Transforming growth factor Beta1 induction of tissue inhibitor of metalloproteinases 3 in articular chondrocytes is mediated by reactive oxygen species.

"Transforming growth factor beta1 (TGF-beta1) stimulates cartilage extracellular matrix synthesis but, in excess, evokes synovial inflammation, hyperplasia, and osteophyte formation in arthritic joints. TGF-beta1 induces tissue inhibitor of metalloproteinases 3 (TIMP-3), an inhibitor of cartilage-damaging matrix metalloproteianases and aggrecanases. In primary human and bovine chondrocytes, ROS scavenger and antioxidant N-acetylcysteine (NAC){Even though NAC is an anti-oxidant you don't want to take it as it inhibits NADPH oxidase which is needed for chondrogenic differentiation} inhibited TGF-beta1-induced TIMP-3 mRNA and protein increases. Ebselen and ascorbate also reduced this induction. TGF-beta1 time-dependently induced ROS production that was suppressed by NAC. Hydrogen peroxide, a ROS, induced TIMP-3 RNA. The TIMP-3 increase induced by TGF-beta1 was partly Smad2-dependent. TGF-beta1-stimulated Smad2 phosphorylation was inhibited by NAC{Another reason why NAC is bad for height growth Smad2/3 phosphorylation help height growth}. Reduced glutathione and L-cysteine also blocked Smad2 and TIMP-3 induction by TGF-beta1, whereas a nonthiol, N-acetylalanine, did not. Smad2 was not activated by H2O2. Smad2 phosphorylation was independent, and TIMP-3 expression was dependent, on new protein synthesis. TGF-beta-stimulated ERK and JNK phosphorylation was also inhibited by NAC. However, inhibitory actions of NAC were not mediated by ERK activation. ROS mediate TGF-beta1-induced TIMP-3 gene expression. Blocking TGF-beta1-induced gene expression by modulating cellular redox status with thiols can be potentially beneficial for treating arthritic and other disorders caused by excessive TGF-beta1."

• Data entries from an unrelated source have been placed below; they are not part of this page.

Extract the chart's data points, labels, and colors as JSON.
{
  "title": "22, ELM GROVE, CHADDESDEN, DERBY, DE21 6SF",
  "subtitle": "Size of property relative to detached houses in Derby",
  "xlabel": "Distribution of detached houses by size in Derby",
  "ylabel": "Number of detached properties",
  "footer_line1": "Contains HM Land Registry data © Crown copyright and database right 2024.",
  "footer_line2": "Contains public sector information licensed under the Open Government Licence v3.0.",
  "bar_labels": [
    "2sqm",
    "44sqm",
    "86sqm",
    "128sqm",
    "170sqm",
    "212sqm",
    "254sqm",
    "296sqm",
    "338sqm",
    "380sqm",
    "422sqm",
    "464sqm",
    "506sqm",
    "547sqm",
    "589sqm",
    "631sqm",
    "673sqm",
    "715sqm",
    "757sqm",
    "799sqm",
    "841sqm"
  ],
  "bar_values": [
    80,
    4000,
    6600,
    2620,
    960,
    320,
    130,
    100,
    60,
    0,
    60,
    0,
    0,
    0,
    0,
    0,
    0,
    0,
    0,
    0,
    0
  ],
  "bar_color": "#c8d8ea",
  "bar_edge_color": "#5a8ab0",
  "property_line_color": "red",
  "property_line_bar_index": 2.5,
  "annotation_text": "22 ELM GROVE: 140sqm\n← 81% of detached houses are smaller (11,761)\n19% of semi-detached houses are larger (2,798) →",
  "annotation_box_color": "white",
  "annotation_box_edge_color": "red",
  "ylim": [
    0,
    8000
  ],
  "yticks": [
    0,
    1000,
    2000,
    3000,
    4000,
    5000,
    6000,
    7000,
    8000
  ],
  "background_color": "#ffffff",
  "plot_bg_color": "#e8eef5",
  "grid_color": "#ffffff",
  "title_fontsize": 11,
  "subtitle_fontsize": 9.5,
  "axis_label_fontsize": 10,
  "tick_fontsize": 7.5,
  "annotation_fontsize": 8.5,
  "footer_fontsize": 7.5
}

MMP-3 plays a role in the formation of cartilage canals.  Too much vascularity like by FGF or VEGF has been shown to reduce final height growth.  Appropriate levels of TIMP-3 may prevent too much vascularity which has the ability to reduce height gain.  Reactive Oxygen Species which are mediated by biophotons mediate TIMP-3 which may affect height growth.  The problem is that reactive oxygen species are needed so you don't want to shut off their production entirely by a mechanism such as NAC.  You just want to get rid of the excess.

Biophotons are neurological signals that can be induced by mental thought or by lights.  These signals may affect redox reactions which may alter gene expression which could alter height growth.  Maybe mental height increase is possible after all.